History

About the School

Psychology at the University of Melbourne has a long and distinguished history. The first paper set in Psychology was in February 1888 and the Department of Psychology was founded in 1946.

The School in its current structure was established in 2012, when the The Faculty of Medicine, Dentistry and Health Sciences announced the creation of its fifth school: the Melbourne School of Psychological Sciences (MSPS).

Formerly known as the School of Behavioural Science, and subsequently as the Psychological Sciences Academic Centre within the Melbourne Medical School, the School is home to a vibrant community of more than 128 academic, teaching, research and professional staff, 100 honorary staff and 147 PhD students.

Today, in 2021, there are over 10,800 students enrolled in undergraduate subjects offered by Psychological Sciences, mainly through the Bachelor of Arts and Bachelor of Science, but also in breadth subjects in the Bachelor of Commerce, Bachelor of Biomedicine, Bachelor of Environments, and Bachelor of Music.
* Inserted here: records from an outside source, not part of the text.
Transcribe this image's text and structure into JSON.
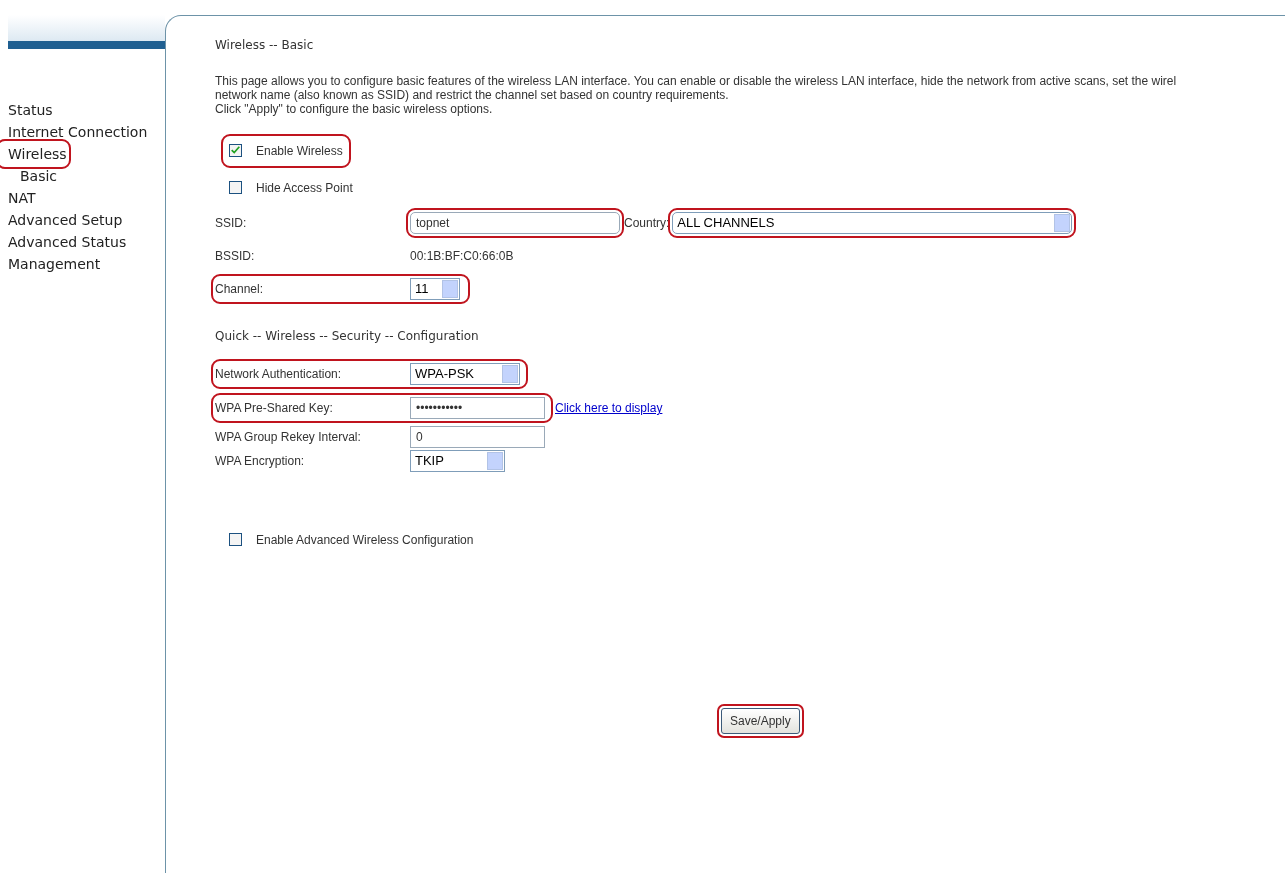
{
  "sidebar": {
    "items": [
      {
        "label": "Status",
        "highlighted": false
      },
      {
        "label": "Internet Connection",
        "highlighted": false
      },
      {
        "label": "Wireless",
        "highlighted": true,
        "children": [
          {
            "label": "Basic",
            "highlighted": false
          }
        ]
      },
      {
        "label": "NAT",
        "highlighted": false
      },
      {
        "label": "Advanced Setup",
        "highlighted": false
      },
      {
        "label": "Advanced Status",
        "highlighted": false
      },
      {
        "label": "Management",
        "highlighted": false
      }
    ]
  },
  "page": {
    "title": "Wireless -- Basic",
    "description_lines": [
      "This page allows you to configure basic features of the wireless LAN interface. You can enable or disable the wireless LAN interface, hide the network from active scans, set the wirel",
      "network name (also known as SSID) and restrict the channel set based on country requirements.",
      "Click \"Apply\" to configure the basic wireless options."
    ],
    "checkboxes": [
      {
        "label": "Enable Wireless",
        "checked": true,
        "highlighted": true
      },
      {
        "label": "Hide Access Point",
        "checked": false,
        "highlighted": false
      }
    ],
    "ssid": {
      "label": "SSID:",
      "value": "topnet",
      "highlighted": true
    },
    "country": {
      "label": "Country:",
      "value": "ALL CHANNELS",
      "highlighted": true
    },
    "bssid": {
      "label": "BSSID:",
      "value": "00:1B:BF:C0:66:0B"
    },
    "channel": {
      "label": "Channel:",
      "value": "11",
      "highlighted": true
    },
    "security_title": "Quick -- Wireless -- Security -- Configuration",
    "security_fields": [
      {
        "kind": "select",
        "label": "Network Authentication:",
        "value": "WPA-PSK",
        "highlighted": true
      },
      {
        "kind": "text",
        "label": "WPA Pre-Shared Key:",
        "value": "•••••••••••",
        "link": "Click here to display",
        "highlighted": true
      },
      {
        "kind": "text",
        "label": "WPA Group Rekey Interval:",
        "value": "0",
        "highlighted": false
      },
      {
        "kind": "select",
        "label": "WPA Encryption:",
        "value": "TKIP",
        "highlighted": false
      }
    ],
    "advanced_checkbox": {
      "label": "Enable Advanced Wireless Configuration",
      "checked": false
    },
    "save_button": {
      "label": "Save/Apply",
      "highlighted": true
    }
  }
}
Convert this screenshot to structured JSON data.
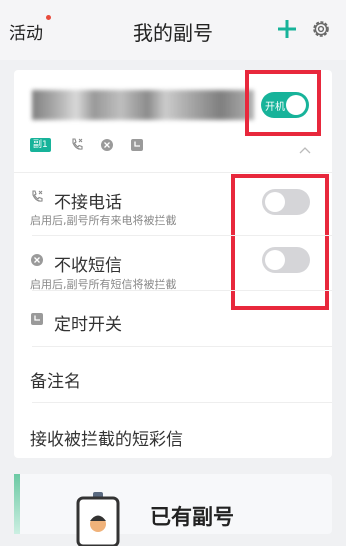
{
  "header": {
    "left_label": "活动",
    "title": "我的副号"
  },
  "number_card": {
    "power_toggle": {
      "label": "开机",
      "on": true
    },
    "badge": "副1",
    "rows": [
      {
        "title": "不接电话",
        "subtitle": "启用后,副号所有来电将被拦截",
        "toggle_on": false
      },
      {
        "title": "不收短信",
        "subtitle": "启用后,副号所有短信将被拦截",
        "toggle_on": false
      }
    ],
    "schedule_label": "定时开关",
    "remark_label": "备注名",
    "blocked_messages_label": "接收被拦截的短彩信"
  },
  "bottom_card": {
    "title": "已有副号"
  },
  "colors": {
    "accent": "#17b39a",
    "highlight_box": "#e8283c",
    "notice_dot": "#e84b3c"
  }
}
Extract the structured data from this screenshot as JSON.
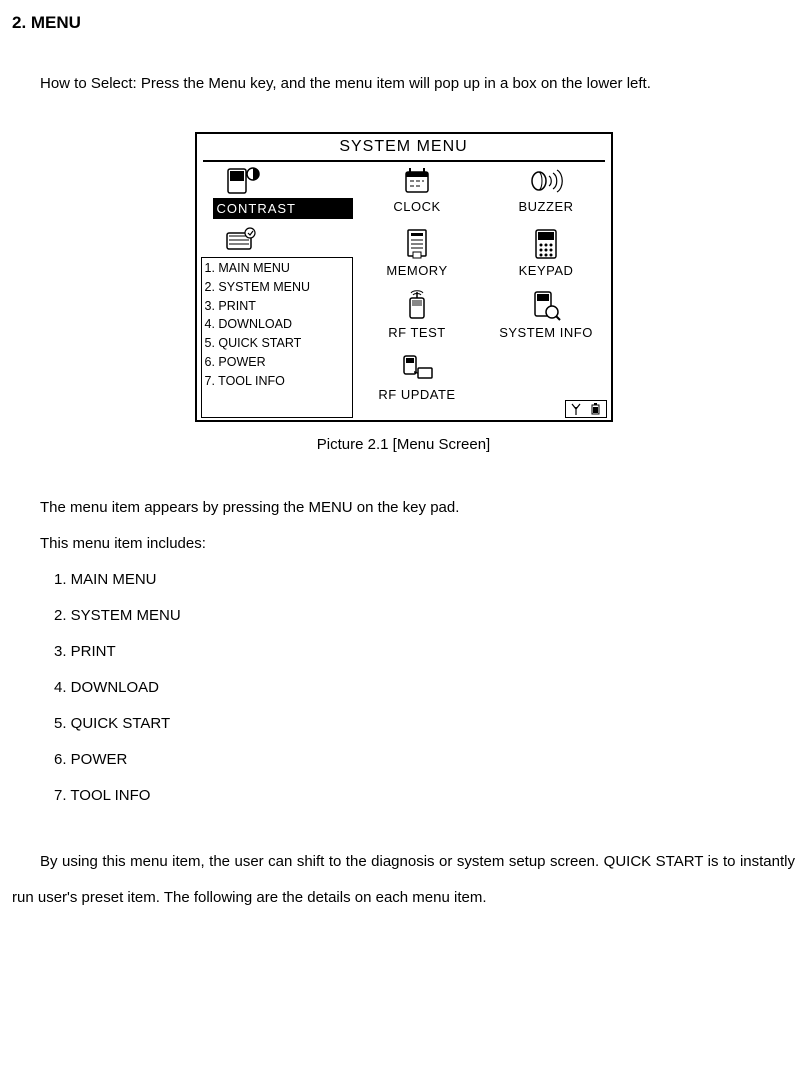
{
  "heading": "2. MENU",
  "intro": "How to Select: Press the Menu key, and the menu item will pop up in a box on the lower left.",
  "screen": {
    "title": "SYSTEM MENU",
    "selected": "CONTRAST",
    "popup": [
      "1. MAIN MENU",
      "2. SYSTEM MENU",
      "3. PRINT",
      "4. DOWNLOAD",
      "5. QUICK START",
      "6. POWER",
      "7. TOOL INFO"
    ],
    "grid": {
      "clock": "CLOCK",
      "buzzer": "BUZZER",
      "memory": "MEMORY",
      "keypad": "KEYPAD",
      "rftest": "RF TEST",
      "sysinfo": "SYSTEM INFO",
      "rfupdate": "RF UPDATE"
    }
  },
  "caption": "Picture 2.1 [Menu Screen]",
  "line1": "The menu item appears by pressing the MENU on the key pad.",
  "line2": "This menu item includes:",
  "items": [
    "1. MAIN MENU",
    "2. SYSTEM MENU",
    "3. PRINT",
    "4. DOWNLOAD",
    "5. QUICK START",
    "6. POWER",
    "7. TOOL INFO"
  ],
  "closing": "By using this menu item, the user can shift to the diagnosis or system setup screen. QUICK START is to instantly run user's preset item. The following are the details on each menu item."
}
There are more than 207 students enrolled in 207 in Fourth Year and in professional postgraduate programs.

The School's teaching is underpinned by excellence in research across a range of fields, including cognitive psychology and behavioural neuroscience, social and developmental psychology, clinical psychology and clinical neuropsychology, and quantitative psychology.  Research links extend across 25 departments, centres and institutes within the Faculty of  Medicine, Dentistry and Health Sciences, as well as across seven other faculties in the University.

A Seventieth Anniversary History Publication

In his preface to the 50th anniversary history of psychology at the University of Melbourne, then head of psychology Professor Roger Wales quoted Mark Twain on how Australian history reads “like the most beautiful lies”. Twenty years later another Twain quote seems apt: “If you find you can’t make seventy by any but an uncomfortable road, don’t you go.” Rod Buchanan’s new history provides a splendid chronicle of the often uncomfortable road that psychology has taken at Melbourne since the department was formed in 1946, and indeed since the subject was first taught by the University’s first professor of philosophy in 1886. It is a story of relentless growth, innovation and transformation, but also one of serious challenges and threats from within the University and without. Along the way several larger than life characters are brought vividly to the page. Psychology’s own complexities – its tensions between basic science and applied professional practice, its often fraught intermediate position between bioscience, medicine, social science and the humanities – are very much in evidence.